Sin embargo, Lampedusa, el libro, si bien también refiere de cierta manera al pesar evitable, es sutilmente distinto: cuenta las peripecias de Leonardo Carracci, un filólogo que, más que un italiano nacido al principio el siglo XX, se sentía un griego antiguo; y que veía en las cosas el halo místico con el que, al parecer, los antiguos veían las suyas. Así pudo darlo todo por un amor sólo comprensible bajo esa lente, o, acaso, también, bajo la lente que un par de milenios después usarían los románticos para elegir qué ver de las cosas del mundo. De ese modo, Irene, una cantante, se convertiría en algo más; en una obsesión donde todo placer y todo penar podrían personificarse. Por eso, esta Lampedusa merece otro tipo de celebridad. Porque, como toda literatura destinada a perdurar, parece referirse a algo más antiguo, menos posmoderno y, sobre todo, menos inevitable: a la tragedia eterna del Hombre; no digo de los hombres, porque esas tragedias duran poco; por caso, la de Leonardo Carracci, “un mal horrible” que lo poseería “para siempre”, como vaticinase cierta mujer, duraría, digamos, unos escasos cuarenta años. La otra, que es la misma pero tan amplia como la Historia, dura más; lo que dure el tiempo. Es la tragedia eterna de la especie, tan gemela de la muerte, que suele confundírsela con ella cuando sus caballos pasan cerca.

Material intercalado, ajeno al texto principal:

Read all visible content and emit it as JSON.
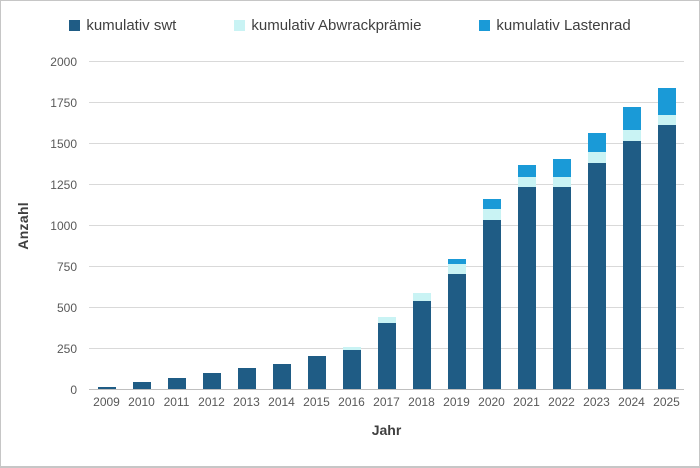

Lampedusa, como el esmerado ensayo El héroe y el único, está atravesado por la heroicidad; y, en casos, en sentidos donde la moralidad deja paso a la personal manera de enfrentarse –o bien, de autoimponerse uno- al Destino; tal como el mismo Argullol contase sobre Keats y aquella carta donde aceptaba la derrota de la existencia, pero, a la vez, se mostraba decidido a intentar rozar algo de gloria.
Entonces, no importa que Carracci sedujese a la adolescente Claretta para casarse por un rato con ella, ni que no sintiera el peso de la conciencia por habérsela arrebatado a otro muchacho que quizás si la hubiera hecho feliz, o que al menos hubiera sido feliz con ella y durante más tiempo; que fuese un hombre que, luchando con los fascistas en Addis Abeba, disfrutaba indolente -más o menos como los demás-, de las glorias del caos de la guerra. Lo que importa, que termina siendo sólo una cosa, sólo Irene -que, acaso, además de todo lo demás, pueda ser arquetipo de la mismísima belleza-, es la única vara con la que medir la vida; lo otro es accesorio para Carracci, y, como todo accidente, bello o fatal, pasajero. Aunque sea obra “de la consecuencia destructora del amor”.